This hormone strengthens bones in women and prevents osteoporosis.

A team of researchers from the University of California, San Francisco (UCSF) and the University of California, Davis (UC Davis) has identified a new hormone that could revolutionize the treatment of osteoporosis and the healing of bone fractures. Published in The journal Nature, a study found that a hormone called Maternal brain hormone (HCM) has the ability to significantly increase bone density and strength in mice.

Scientists have solved a long-standing mystery about how breastfeeding women’s bones remain strong despite the loss of calcium in their milk. The discovery could have important implications for the treatment of osteoporosis, a disease that affects not only 200 million people worldwideespecially postmenopausal women.

A team led by Holly Ingram found that HCM plays a critical role in bone health.If we had not studied female mice, we might have missed this discovery.” says Ingram, stressing the importance of including both male and female animals in the study.

During breastfeeding, estrogen levels are low, which would predispose women to osteoporosis. However, this does not happen, prompting researchers to look for another factor that promotes bone formation. In female mice Blocking the Estrogen Receptor in Certain Neurons Increases Bone Masswhich suggests the existence of an unknown hormone, now called HCM.

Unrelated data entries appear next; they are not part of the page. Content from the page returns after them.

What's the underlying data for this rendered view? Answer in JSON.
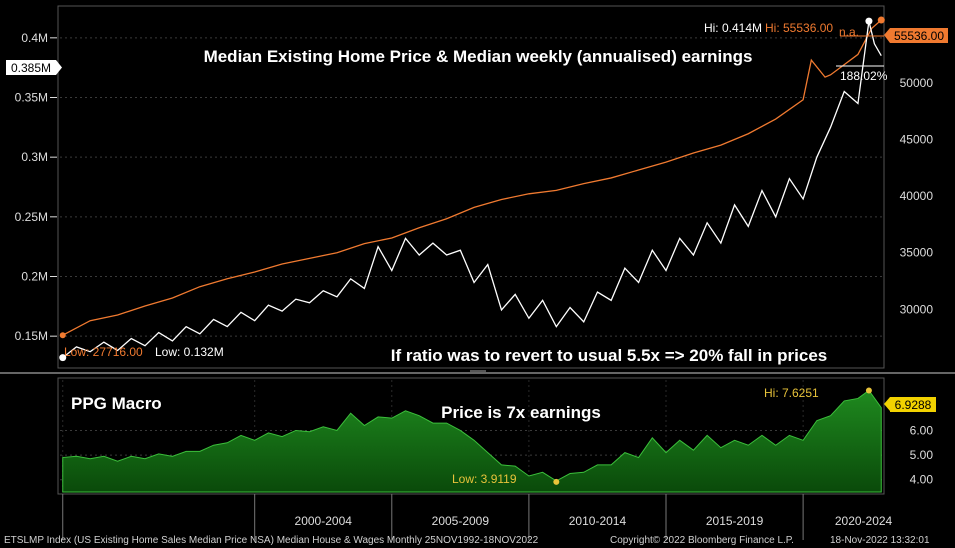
{
  "chart_data": [
    {
      "type": "line",
      "title": "Median Existing Home Price & Median weekly (annualised) earnings",
      "annotation": "If ratio was to revert to usual 5.5x => 20% fall in prices",
      "x_range": [
        "1992-11",
        "2022-11"
      ],
      "y_left": {
        "ticks": [
          "0.15M",
          "0.2M",
          "0.25M",
          "0.3M",
          "0.35M",
          "0.4M"
        ],
        "range": [
          0.125,
          0.425
        ]
      },
      "y_right": {
        "ticks": [
          "30000",
          "35000",
          "40000",
          "45000",
          "50000"
        ],
        "range": [
          25000,
          56600
        ]
      },
      "last_value_left": "0.385M",
      "last_value_right": "55536.00",
      "high_price_label": "Hi: 0.414M",
      "high_earnings_label": "Hi: 55536.00",
      "high_earnings_na": "n.a.",
      "pct_label": "188.02%",
      "low_earnings_label": "Low: 27716.00",
      "low_price_label": "Low: 0.132M",
      "series": [
        {
          "color": "#ffffff",
          "axis": "left",
          "x": [
            1993.0,
            1993.5,
            1994.0,
            1994.5,
            1995.0,
            1995.5,
            1996.0,
            1996.5,
            1997.0,
            1997.5,
            1998.0,
            1998.5,
            1999.0,
            1999.5,
            2000.0,
            2000.5,
            2001.0,
            2001.5,
            2002.0,
            2002.5,
            2003.0,
            2003.5,
            2004.0,
            2004.5,
            2005.0,
            2005.5,
            2006.0,
            2006.5,
            2007.0,
            2007.5,
            2008.0,
            2008.5,
            2009.0,
            2009.5,
            2010.0,
            2010.5,
            2011.0,
            2011.5,
            2012.0,
            2012.5,
            2013.0,
            2013.5,
            2014.0,
            2014.5,
            2015.0,
            2015.5,
            2016.0,
            2016.5,
            2017.0,
            2017.5,
            2018.0,
            2018.5,
            2019.0,
            2019.5,
            2020.0,
            2020.5,
            2021.0,
            2021.5,
            2022.0,
            2022.4,
            2022.6,
            2022.85
          ],
          "y": [
            0.132,
            0.141,
            0.137,
            0.145,
            0.138,
            0.148,
            0.142,
            0.153,
            0.146,
            0.158,
            0.152,
            0.164,
            0.158,
            0.17,
            0.163,
            0.176,
            0.171,
            0.181,
            0.178,
            0.188,
            0.183,
            0.198,
            0.19,
            0.225,
            0.205,
            0.232,
            0.218,
            0.228,
            0.218,
            0.222,
            0.195,
            0.21,
            0.172,
            0.185,
            0.165,
            0.18,
            0.158,
            0.174,
            0.162,
            0.187,
            0.18,
            0.207,
            0.195,
            0.222,
            0.205,
            0.232,
            0.218,
            0.245,
            0.228,
            0.26,
            0.242,
            0.272,
            0.25,
            0.282,
            0.265,
            0.3,
            0.325,
            0.355,
            0.345,
            0.414,
            0.395,
            0.385
          ]
        },
        {
          "color": "#f07a30",
          "axis": "right",
          "x": [
            1993.0,
            1994,
            1995,
            1996,
            1997,
            1998,
            1999,
            2000,
            2001,
            2002,
            2003,
            2004,
            2005,
            2006,
            2007,
            2008,
            2009,
            2010,
            2011,
            2012,
            2013,
            2014,
            2015,
            2016,
            2017,
            2018,
            2019,
            2020.0,
            2020.3,
            2020.8,
            2021,
            2022,
            2022.5,
            2022.85
          ],
          "y": [
            27716,
            29000,
            29500,
            30300,
            31000,
            32000,
            32700,
            33300,
            34000,
            34500,
            35000,
            35800,
            36300,
            37200,
            38000,
            39000,
            39700,
            40200,
            40500,
            41100,
            41600,
            42300,
            43000,
            43800,
            44500,
            45500,
            46800,
            48500,
            52000,
            50500,
            50700,
            52500,
            54800,
            55536
          ]
        }
      ]
    },
    {
      "type": "area",
      "label": "PPG Macro",
      "annotation": "Price is 7x earnings",
      "y_ticks": [
        "4.00",
        "5.00",
        "6.00"
      ],
      "y_range": [
        3.5,
        8.05
      ],
      "last_value": "6.9288",
      "high_label": "Hi: 7.6251",
      "low_label": "Low: 3.9119",
      "x": [
        1993.0,
        1993.5,
        1994,
        1994.5,
        1995,
        1995.5,
        1996,
        1996.5,
        1997,
        1997.5,
        1998,
        1998.5,
        1999,
        1999.5,
        2000,
        2000.5,
        2001,
        2001.5,
        2002,
        2002.5,
        2003,
        2003.5,
        2004,
        2004.5,
        2005,
        2005.5,
        2006,
        2006.5,
        2007,
        2007.5,
        2008,
        2008.5,
        2009,
        2009.5,
        2010,
        2010.5,
        2011,
        2011.5,
        2012,
        2012.5,
        2013,
        2013.5,
        2014,
        2014.5,
        2015,
        2015.5,
        2016,
        2016.5,
        2017,
        2017.5,
        2018,
        2018.5,
        2019,
        2019.5,
        2020,
        2020.5,
        2021,
        2021.5,
        2022,
        2022.4,
        2022.85
      ],
      "y": [
        4.9,
        4.95,
        4.85,
        4.95,
        4.75,
        4.95,
        4.85,
        5.05,
        4.95,
        5.15,
        5.15,
        5.4,
        5.5,
        5.8,
        5.6,
        5.9,
        5.75,
        6.0,
        5.95,
        6.15,
        6.0,
        6.7,
        6.2,
        6.55,
        6.5,
        6.8,
        6.6,
        6.3,
        6.3,
        6.0,
        5.6,
        5.1,
        4.6,
        4.55,
        4.15,
        4.3,
        3.95,
        4.25,
        4.3,
        4.6,
        4.6,
        5.1,
        4.9,
        5.7,
        5.1,
        5.6,
        5.2,
        5.8,
        5.3,
        5.6,
        5.4,
        5.8,
        5.4,
        5.8,
        5.6,
        6.4,
        6.6,
        7.2,
        7.3,
        7.6251,
        6.9288
      ]
    }
  ],
  "x_axis": {
    "period_labels": [
      "2000-2004",
      "2005-2009",
      "2010-2014",
      "2015-2019",
      "2020-2024"
    ]
  },
  "footer": {
    "left": "ETSLMP Index (US Existing Home Sales Median Price NSA) Median House & Wages  Monthly 25NOV1992-18NOV2022",
    "copyright": "Copyright© 2022 Bloomberg Finance L.P.",
    "timestamp": "18-Nov-2022 13:32:01"
  }
}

In experiments with young and old adult mice, both female and male, HCM dramatically increased bone mass and strength within a few weeks. In estrogen-depleted female mice or very old female mice, HCM doubled bone mass. The authors highlight the remarkable resistance of HCM-treated bones, indicating the revolutionary potential of this hormone.

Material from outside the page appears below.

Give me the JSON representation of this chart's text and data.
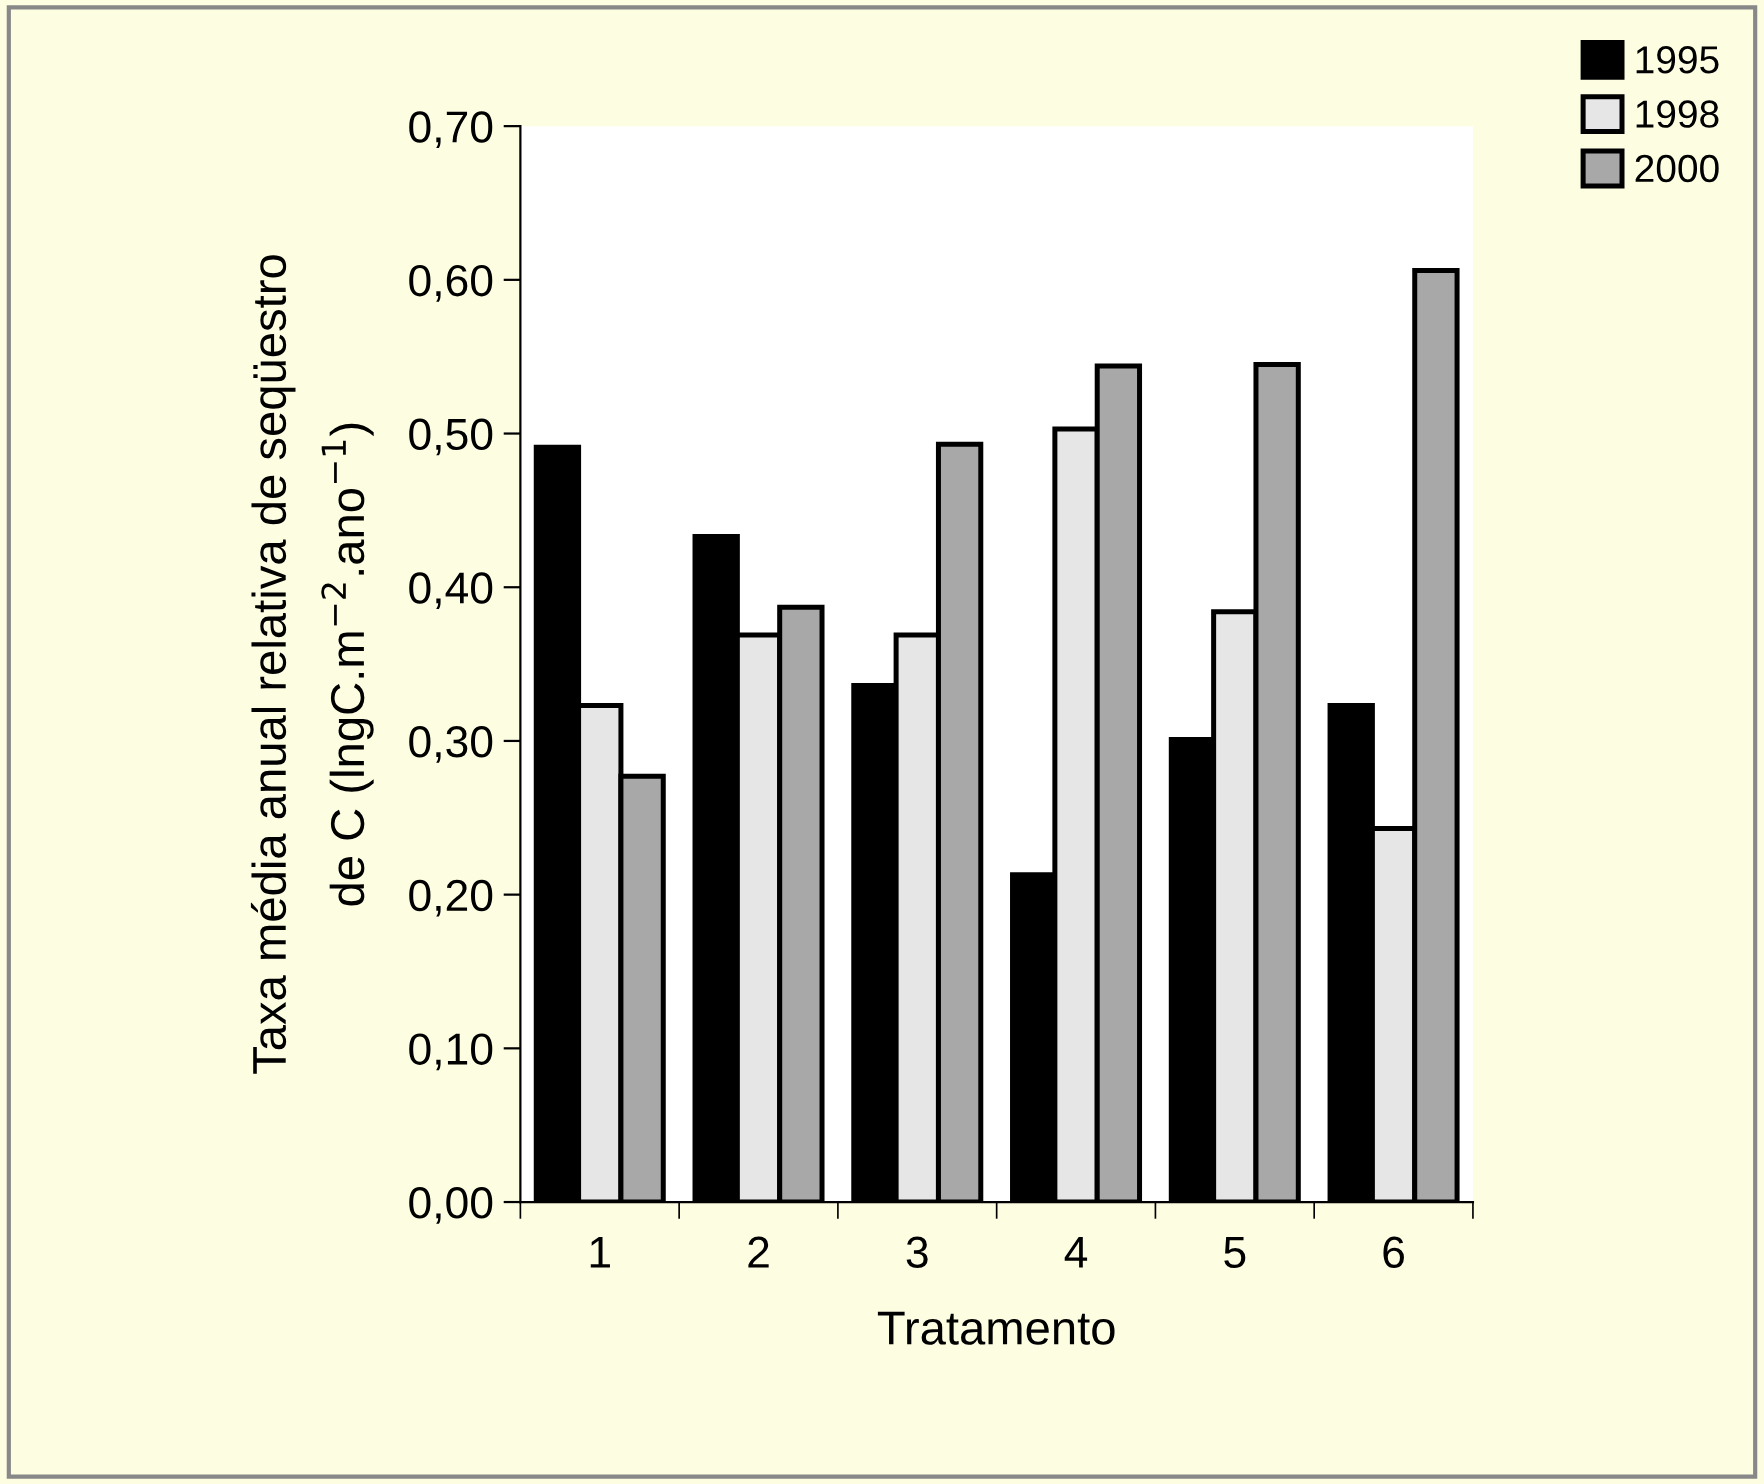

Bone loss affects not only postmenopausal women, but also breast cancer survivors, young athletes, etc.

The researchers also developed hydrogel patch which releases HCM at the site of bone fractures, promoting new bone formation and speeding up healing. This method has shown promising results, especially in older mice, which are typically poor at healing fractures.

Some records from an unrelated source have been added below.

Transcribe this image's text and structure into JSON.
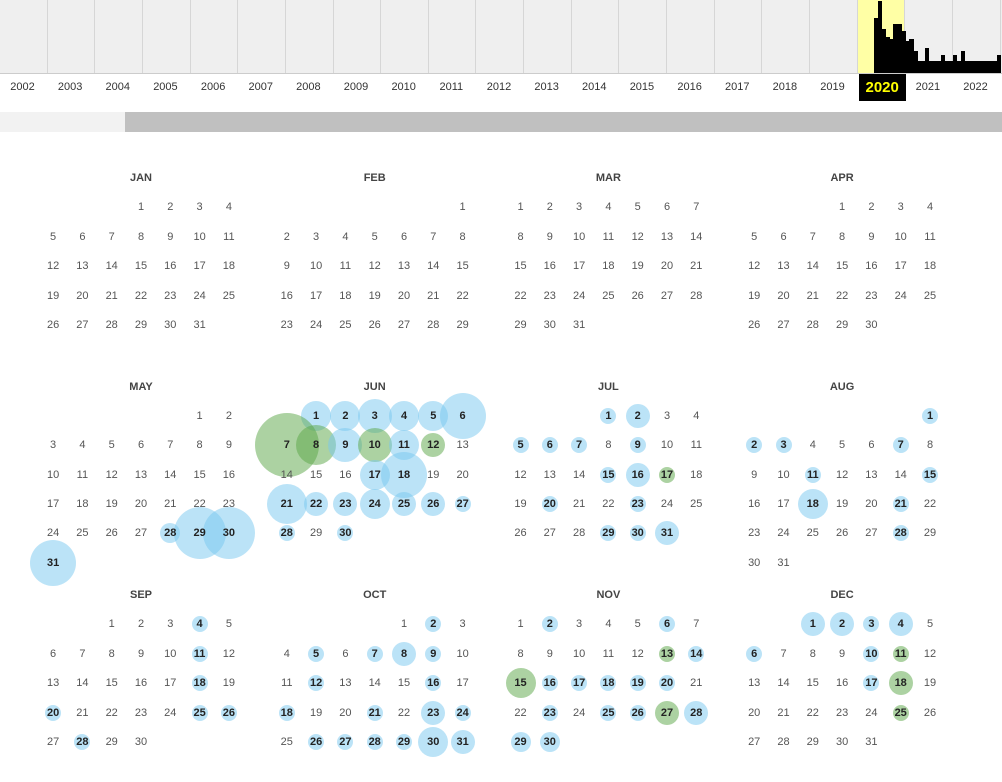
{
  "timeline": {
    "years": [
      "2002",
      "2003",
      "2004",
      "2005",
      "2006",
      "2007",
      "2008",
      "2009",
      "2010",
      "2011",
      "2012",
      "2013",
      "2014",
      "2015",
      "2016",
      "2017",
      "2018",
      "2019",
      "2020",
      "2021",
      "2022"
    ],
    "selected_year": "2020",
    "highlight_color": "#ffffa5",
    "monthly_activity_percent": {
      "2020": [
        0,
        0,
        0,
        0,
        76,
        100,
        61,
        50,
        47,
        68,
        68,
        58
      ],
      "2021": [
        44,
        47,
        31,
        17,
        17,
        35,
        17,
        17,
        17,
        25,
        17,
        17
      ],
      "2022": [
        25,
        17,
        31,
        17,
        17,
        17,
        17,
        17,
        17,
        17,
        17,
        25
      ]
    }
  },
  "calendar": {
    "year": 2020,
    "legend_colors": {
      "ok": "#78c8f0",
      "redirect": "#5aa546"
    },
    "months": [
      {
        "name": "JAN",
        "days": 31,
        "captures": []
      },
      {
        "name": "FEB",
        "days": 29,
        "captures": []
      },
      {
        "name": "MAR",
        "days": 31,
        "captures": []
      },
      {
        "name": "APR",
        "days": 30,
        "captures": []
      },
      {
        "name": "MAY",
        "days": 31,
        "captures": [
          {
            "day": 28,
            "level": 2,
            "status": "ok"
          },
          {
            "day": 29,
            "level": 8,
            "status": "ok"
          },
          {
            "day": 30,
            "level": 8,
            "status": "ok"
          },
          {
            "day": 31,
            "level": 7,
            "status": "ok"
          }
        ]
      },
      {
        "name": "JUN",
        "days": 30,
        "captures": [
          {
            "day": 1,
            "level": 4,
            "status": "ok"
          },
          {
            "day": 2,
            "level": 4,
            "status": "ok"
          },
          {
            "day": 3,
            "level": 5,
            "status": "ok"
          },
          {
            "day": 4,
            "level": 4,
            "status": "ok"
          },
          {
            "day": 5,
            "level": 4,
            "status": "ok"
          },
          {
            "day": 6,
            "level": 7,
            "status": "ok"
          },
          {
            "day": 7,
            "level": 9,
            "status": "redirect"
          },
          {
            "day": 8,
            "level": 6,
            "status": "redirect"
          },
          {
            "day": 9,
            "level": 5,
            "status": "ok"
          },
          {
            "day": 10,
            "level": 5,
            "status": "redirect"
          },
          {
            "day": 11,
            "level": 4,
            "status": "ok"
          },
          {
            "day": 12,
            "level": 3,
            "status": "redirect"
          },
          {
            "day": 17,
            "level": 4,
            "status": "ok"
          },
          {
            "day": 18,
            "level": 7,
            "status": "ok"
          },
          {
            "day": 21,
            "level": 6,
            "status": "ok"
          },
          {
            "day": 22,
            "level": 3,
            "status": "ok"
          },
          {
            "day": 23,
            "level": 3,
            "status": "ok"
          },
          {
            "day": 24,
            "level": 4,
            "status": "ok"
          },
          {
            "day": 25,
            "level": 3,
            "status": "ok"
          },
          {
            "day": 26,
            "level": 3,
            "status": "ok"
          },
          {
            "day": 27,
            "level": 1,
            "status": "ok"
          },
          {
            "day": 28,
            "level": 1,
            "status": "ok"
          },
          {
            "day": 30,
            "level": 1,
            "status": "ok"
          }
        ]
      },
      {
        "name": "JUL",
        "days": 31,
        "captures": [
          {
            "day": 1,
            "level": 1,
            "status": "ok"
          },
          {
            "day": 2,
            "level": 3,
            "status": "ok"
          },
          {
            "day": 5,
            "level": 1,
            "status": "ok"
          },
          {
            "day": 6,
            "level": 1,
            "status": "ok"
          },
          {
            "day": 7,
            "level": 1,
            "status": "ok"
          },
          {
            "day": 9,
            "level": 1,
            "status": "ok"
          },
          {
            "day": 15,
            "level": 1,
            "status": "ok"
          },
          {
            "day": 16,
            "level": 3,
            "status": "ok"
          },
          {
            "day": 17,
            "level": 1,
            "status": "redirect"
          },
          {
            "day": 20,
            "level": 1,
            "status": "ok"
          },
          {
            "day": 23,
            "level": 1,
            "status": "ok"
          },
          {
            "day": 29,
            "level": 1,
            "status": "ok"
          },
          {
            "day": 30,
            "level": 1,
            "status": "ok"
          },
          {
            "day": 31,
            "level": 3,
            "status": "ok"
          }
        ]
      },
      {
        "name": "AUG",
        "days": 31,
        "captures": [
          {
            "day": 1,
            "level": 1,
            "status": "ok"
          },
          {
            "day": 2,
            "level": 1,
            "status": "ok"
          },
          {
            "day": 3,
            "level": 1,
            "status": "ok"
          },
          {
            "day": 7,
            "level": 1,
            "status": "ok"
          },
          {
            "day": 11,
            "level": 1,
            "status": "ok"
          },
          {
            "day": 15,
            "level": 1,
            "status": "ok"
          },
          {
            "day": 18,
            "level": 4,
            "status": "ok"
          },
          {
            "day": 21,
            "level": 1,
            "status": "ok"
          },
          {
            "day": 28,
            "level": 1,
            "status": "ok"
          }
        ]
      },
      {
        "name": "SEP",
        "days": 30,
        "captures": [
          {
            "day": 4,
            "level": 1,
            "status": "ok"
          },
          {
            "day": 11,
            "level": 1,
            "status": "ok"
          },
          {
            "day": 18,
            "level": 1,
            "status": "ok"
          },
          {
            "day": 20,
            "level": 1,
            "status": "ok"
          },
          {
            "day": 25,
            "level": 1,
            "status": "ok"
          },
          {
            "day": 26,
            "level": 1,
            "status": "ok"
          },
          {
            "day": 28,
            "level": 1,
            "status": "ok"
          }
        ]
      },
      {
        "name": "OCT",
        "days": 31,
        "captures": [
          {
            "day": 2,
            "level": 1,
            "status": "ok"
          },
          {
            "day": 5,
            "level": 1,
            "status": "ok"
          },
          {
            "day": 7,
            "level": 1,
            "status": "ok"
          },
          {
            "day": 8,
            "level": 3,
            "status": "ok"
          },
          {
            "day": 9,
            "level": 1,
            "status": "ok"
          },
          {
            "day": 12,
            "level": 1,
            "status": "ok"
          },
          {
            "day": 16,
            "level": 1,
            "status": "ok"
          },
          {
            "day": 18,
            "level": 1,
            "status": "ok"
          },
          {
            "day": 21,
            "level": 1,
            "status": "ok"
          },
          {
            "day": 23,
            "level": 3,
            "status": "ok"
          },
          {
            "day": 24,
            "level": 1,
            "status": "ok"
          },
          {
            "day": 26,
            "level": 1,
            "status": "ok"
          },
          {
            "day": 27,
            "level": 1,
            "status": "ok"
          },
          {
            "day": 28,
            "level": 1,
            "status": "ok"
          },
          {
            "day": 29,
            "level": 1,
            "status": "ok"
          },
          {
            "day": 30,
            "level": 4,
            "status": "ok"
          },
          {
            "day": 31,
            "level": 3,
            "status": "ok"
          }
        ]
      },
      {
        "name": "NOV",
        "days": 30,
        "captures": [
          {
            "day": 2,
            "level": 1,
            "status": "ok"
          },
          {
            "day": 6,
            "level": 1,
            "status": "ok"
          },
          {
            "day": 13,
            "level": 1,
            "status": "redirect"
          },
          {
            "day": 14,
            "level": 1,
            "status": "ok"
          },
          {
            "day": 15,
            "level": 4,
            "status": "redirect"
          },
          {
            "day": 16,
            "level": 1,
            "status": "ok"
          },
          {
            "day": 17,
            "level": 1,
            "status": "ok"
          },
          {
            "day": 18,
            "level": 1,
            "status": "ok"
          },
          {
            "day": 19,
            "level": 1,
            "status": "ok"
          },
          {
            "day": 20,
            "level": 1,
            "status": "ok"
          },
          {
            "day": 23,
            "level": 1,
            "status": "ok"
          },
          {
            "day": 25,
            "level": 1,
            "status": "ok"
          },
          {
            "day": 26,
            "level": 1,
            "status": "ok"
          },
          {
            "day": 27,
            "level": 3,
            "status": "redirect"
          },
          {
            "day": 28,
            "level": 3,
            "status": "ok"
          },
          {
            "day": 29,
            "level": 2,
            "status": "ok"
          },
          {
            "day": 30,
            "level": 2,
            "status": "ok"
          }
        ]
      },
      {
        "name": "DEC",
        "days": 31,
        "captures": [
          {
            "day": 1,
            "level": 3,
            "status": "ok"
          },
          {
            "day": 2,
            "level": 3,
            "status": "ok"
          },
          {
            "day": 3,
            "level": 1,
            "status": "ok"
          },
          {
            "day": 4,
            "level": 3,
            "status": "ok"
          },
          {
            "day": 6,
            "level": 1,
            "status": "ok"
          },
          {
            "day": 10,
            "level": 1,
            "status": "ok"
          },
          {
            "day": 11,
            "level": 1,
            "status": "redirect"
          },
          {
            "day": 17,
            "level": 1,
            "status": "ok"
          },
          {
            "day": 18,
            "level": 3,
            "status": "redirect"
          },
          {
            "day": 25,
            "level": 1,
            "status": "redirect"
          }
        ]
      }
    ]
  }
}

The team plans to study the molecular mechanisms of HCM, its presence in lactating women, and its potential for treating various bone diseases.

“Bone loss affects not only postmenopausal women, but also breast cancer survivors, young elite athletes, and older men with lower survival rates after hip fractures,” explains Ingram. “HCM may offer new hope for these groups.”

This discovery represents a significant advance in the understanding and treatment of bone diseases, opening up new possibilities for more effective and specific treatments.